Saturday, February 6, 2010

Emotional Eruption

This week I:

1. Drove eight hours home after my grandma's funeral on Sunday.
2. Moved into my new apartment on Monday.
3. Had an interview on Tuesday and caught up on loads of homework.
4. Had a second interview and class on Wednesday.
5. Got offered the job and had class on Thursday.
6. Started my job and met up with my bible study girls on Friday.

I am exhausted!

The Lord has humbled me so much this week, by providing for me and being my all. I am thankful, but I am just numb right now because I am so tired. All of this transition has been hard on me and it hit me like a train this week. Now that I have this new life here, I have to completely give up my old one--and I don't know if I was ready for that. I feel like someone literally pushed fast forward on the button of my life. This whole process of moving from San Diego to Minneapolis has been awesome, but by far the quickest process ever. I remember praying, "Lord, please let me acclimate quickly," but I didn't mean THAT quickly!

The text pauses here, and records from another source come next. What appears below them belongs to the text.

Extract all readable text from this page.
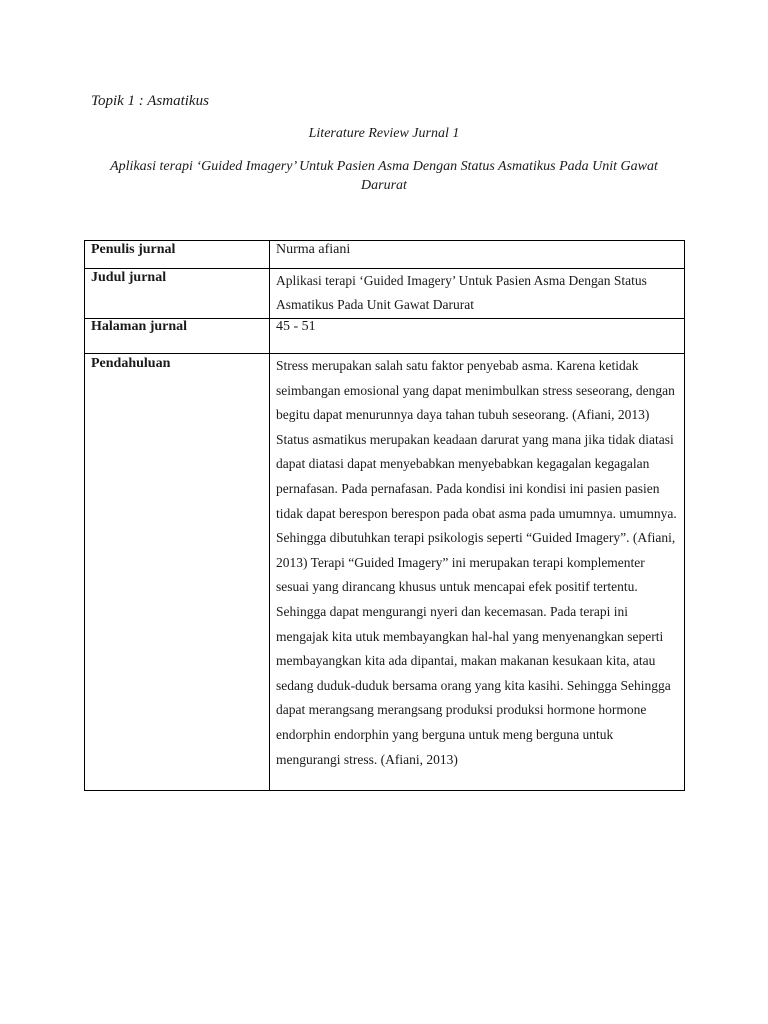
Topik 1 : Asmatikus
Literature Review Jurnal 1
Aplikasi terapi ‘Guided Imagery’ Untuk Pasien Asma Dengan Status Asmatikus Pada Unit Gawat Darurat
Penulis jurnal	Nurma afiani
Judul jurnal	Aplikasi terapi ‘Guided Imagery’ Untuk Pasien Asma Dengan Status Asmatikus Pada Unit Gawat Darurat
Halaman jurnal	45 - 51
Pendahuluan	Stress merupakan salah satu faktor penyebab asma. Karena ketidak seimbangan emosional yang dapat menimbulkan stress seseorang, dengan begitu dapat menurunnya daya tahan tubuh seseorang. (Afiani, 2013) Status asmatikus merupakan keadaan darurat yang mana jika tidak diatasi dapat diatasi dapat menyebabkan menyebabkan kegagalan kegagalan pernafasan. Pada pernafasan. Pada kondisi ini kondisi ini pasien pasien tidak dapat berespon berespon pada obat asma pada umumnya. umumnya. Sehingga dibutuhkan terapi psikologis seperti “Guided Imagery”. (Afiani, 2013) Terapi “Guided Imagery” ini merupakan terapi komplementer sesuai yang dirancang khusus untuk mencapai efek positif tertentu. Sehingga dapat mengurangi nyeri dan kecemasan. Pada terapi ini mengajak kita utuk membayangkan hal-hal yang menyenangkan seperti membayangkan kita ada dipantai, makan makanan kesukaan kita, atau sedang duduk-duduk bersama orang yang kita kasihi. Sehingga Sehingga dapat merangsang merangsang produksi produksi hormone hormone endorphin endorphin yang berguna untuk meng berguna untuk mengurangi stress. (Afiani, 2013)
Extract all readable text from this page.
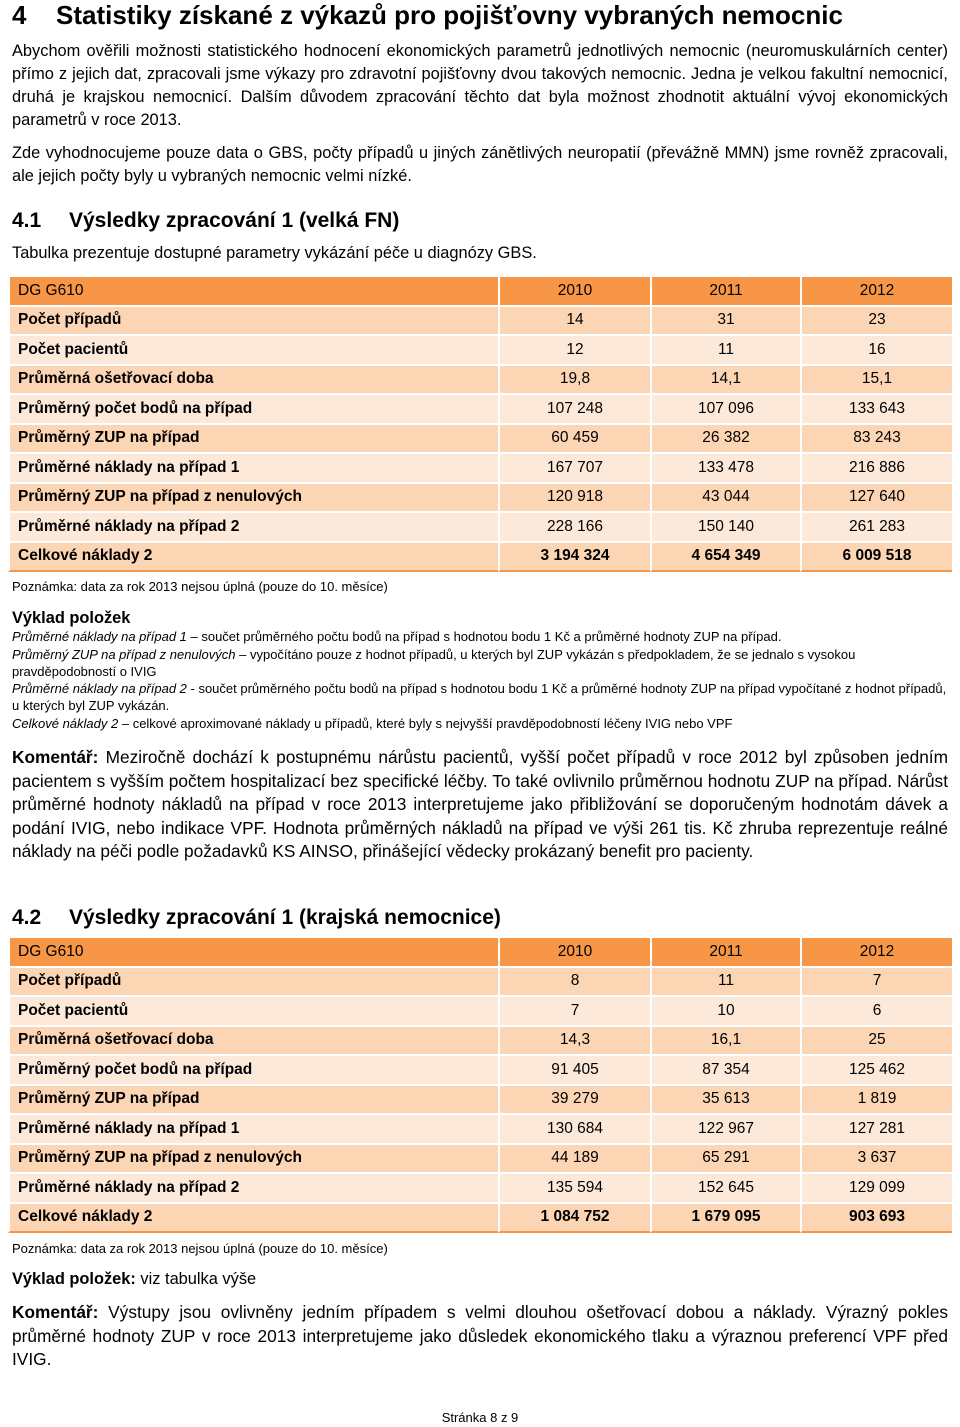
4 Statistiky získané z výkazů pro pojišťovny vybraných nemocnic

Abychom ověřili možnosti statistického hodnocení ekonomických parametrů jednotlivých nemocnic (neuromuskulárních center) přímo z jejich dat, zpracovali jsme výkazy pro zdravotní pojišťovny dvou takových nemocnic. Jedna je velkou fakultní nemocnicí, druhá je krajskou nemocnicí. Dalším důvodem zpracování těchto dat byla možnost zhodnotit aktuální vývoj ekonomických parametrů v roce 2013.

Zde vyhodnocujeme pouze data o GBS, počty případů u jiných zánětlivých neuropatií (převážně MMN) jsme rovněž zpracovali, ale jejich počty byly u vybraných nemocnic velmi nízké.

4.1 Výsledky zpracování 1 (velká FN)

Tabulka prezentuje dostupné parametry vykázání péče u diagnózy GBS.

DG G610	2010	2011	2012
Počet případů	14	31	23
Počet pacientů	12	11	16
Průměrná ošetřovací doba	19,8	14,1	15,1
Průměrný počet bodů na případ	107 248	107 096	133 643
Průměrný ZUP na případ	60 459	26 382	83 243
Průměrné náklady na případ 1	167 707	133 478	216 886
Průměrný ZUP na případ z nenulových	120 918	43 044	127 640
Průměrné náklady na případ 2	228 166	150 140	261 283
Celkové náklady 2	3 194 324	4 654 349	6 009 518

Poznámka: data za rok 2013 nejsou úplná (pouze do 10. měsíce)

Výklad položek

Průměrné náklady na případ 1 – součet průměrného počtu bodů na případ s hodnotou bodu 1 Kč a průměrné hodnoty ZUP na případ.

Průměrný ZUP na případ z nenulových – vypočítáno pouze z hodnot případů, u kterých byl ZUP vykázán s předpokladem, že se jednalo s vysokou pravděpodobností o IVIG

Průměrné náklady na případ 2 - součet průměrného počtu bodů na případ s hodnotou bodu 1 Kč a průměrné hodnoty ZUP na případ vypočítané z hodnot případů, u kterých byl ZUP vykázán.

Celkové náklady 2 – celkové aproximované náklady u případů, které byly s nejvyšší pravděpodobností léčeny IVIG nebo VPF

Komentář: Meziročně dochází k postupnému nárůstu pacientů, vyšší počet případů v roce 2012 byl způsoben jedním pacientem s vyšším počtem hospitalizací bez specifické léčby. To také ovlivnilo průměrnou hodnotu ZUP na případ. Nárůst průměrné hodnoty nákladů na případ v roce 2013 interpretujeme jako přibližování se doporučeným hodnotám dávek a podání IVIG, nebo indikace VPF. Hodnota průměrných nákladů na případ ve výši 261 tis. Kč zhruba reprezentuje reálné náklady na péči podle požadavků KS AINSO, přinášející vědecky prokázaný benefit pro pacienty.

4.2 Výsledky zpracování 1 (krajská nemocnice)
DG G610	2010	2011	2012
Počet případů	8	11	7
Počet pacientů	7	10	6
Průměrná ošetřovací doba	14,3	16,1	25
Průměrný počet bodů na případ	91 405	87 354	125 462
Průměrný ZUP na případ	39 279	35 613	1 819
Průměrné náklady na případ 1	130 684	122 967	127 281
Průměrný ZUP na případ z nenulových	44 189	65 291	3 637
Průměrné náklady na případ 2	135 594	152 645	129 099
Celkové náklady 2	1 084 752	1 679 095	903 693

Poznámka: data za rok 2013 nejsou úplná (pouze do 10. měsíce)

Výklad položek: viz tabulka výše

Komentář: Výstupy jsou ovlivněny jedním případem s velmi dlouhou ošetřovací dobou a náklady. Výrazný pokles průměrné hodnoty ZUP v roce 2013 interpretujeme jako důsledek ekonomického tlaku a výraznou preferencí VPF před IVIG.

Stránka 8 z 9
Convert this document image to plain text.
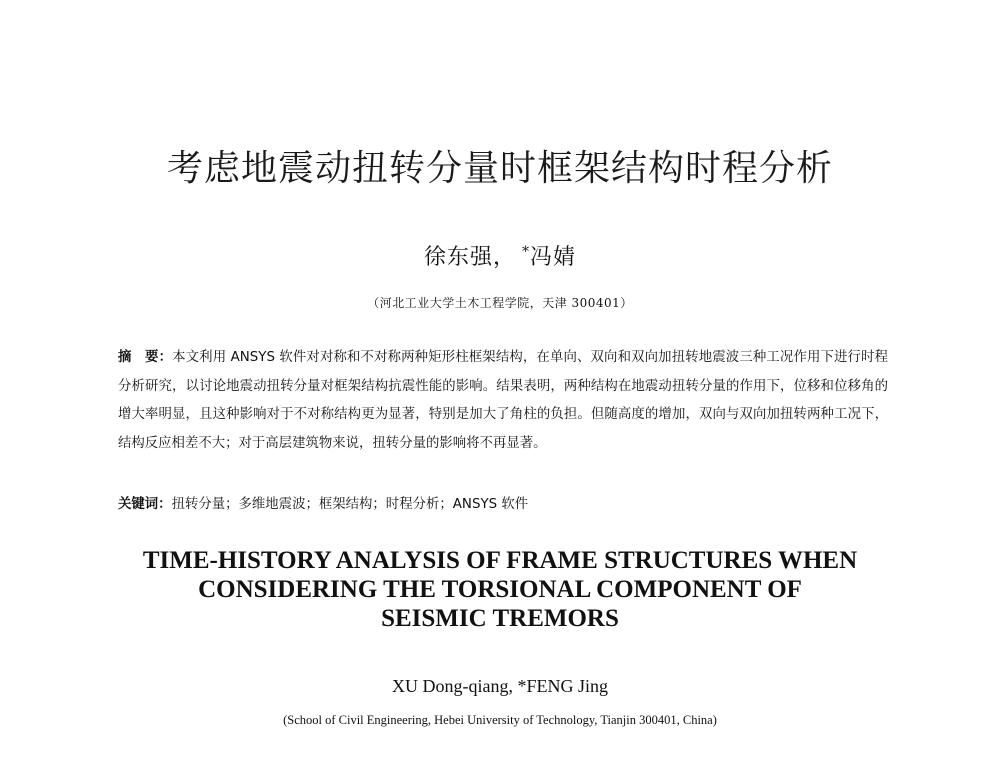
考虑地震动扭转分量时框架结构时程分析
徐东强， *冯婧
（河北工业大学土木工程学院，天津 300401）
摘　要：本文利用 ANSYS 软件对对称和不对称两种矩形柱框架结构，在单向、双向和双向加扭转地震波三种工况作用下进行时程分析研究，以讨论地震动扭转分量对框架结构抗震性能的影响。结果表明，两种结构在地震动扭转分量的作用下，位移和位移角的增大率明显，且这种影响对于不对称结构更为显著，特别是加大了角柱的负担。但随高度的增加，双向与双向加扭转两种工况下，结构反应相差不大；对于高层建筑物来说，扭转分量的影响将不再显著。
关键词：扭转分量；多维地震波；框架结构；时程分析；ANSYS 软件
TIME-HISTORY ANALYSIS OF FRAME STRUCTURES WHEN
CONSIDERING THE TORSIONAL COMPONENT OF
SEISMIC TREMORS
XU Dong-qiang, *FENG Jing
(School of Civil Engineering, Hebei University of Technology, Tianjin 300401, China)
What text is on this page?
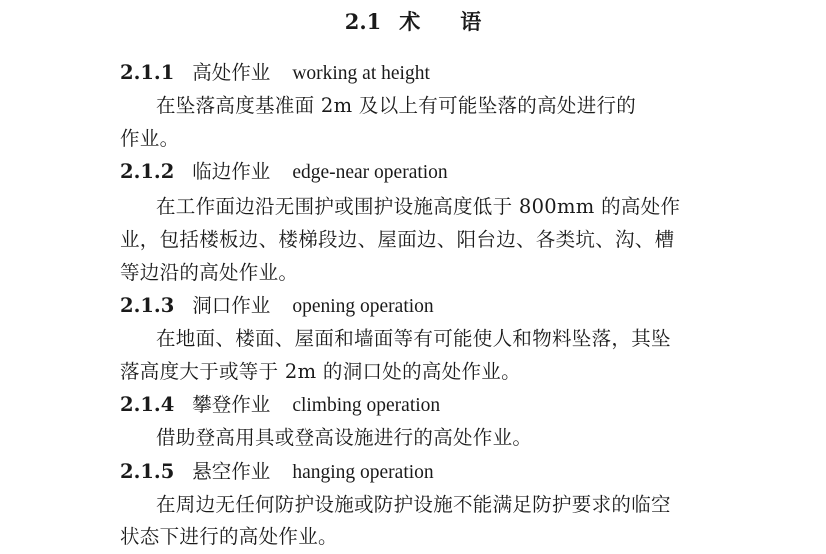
2.1 术 语
2.1.1 高处作业 working at height
在坠落高度基准面 2m 及以上有可能坠落的高处进行的
作业。
2.1.2 临边作业 edge-near operation
在工作面边沿无围护或围护设施高度低于 800mm 的高处作
业，包括楼板边、楼梯段边、屋面边、阳台边、各类坑、沟、槽
等边沿的高处作业。
2.1.3 洞口作业 opening operation
在地面、楼面、屋面和墙面等有可能使人和物料坠落，其坠
落高度大于或等于 2m 的洞口处的高处作业。
2.1.4 攀登作业 climbing operation
借助登高用具或登高设施进行的高处作业。
2.1.5 悬空作业 hanging operation
在周边无任何防护设施或防护设施不能满足防护要求的临空
状态下进行的高处作业。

Ha. Truly, I am just so humbled that the Lord would call me out of a place of comfortability in San Diego to a place of uncertainty here in Minneapolis, and provide my every need. God's sovereign hand has moved in my life over the past six months. It is evident that He wants me here. I just need to take one step at a time, now that I find myself too busy and overwhelmed. So, today I say, "Thank you, Lord," and "Dear Lord, be my everything for I cannot do this apart from you."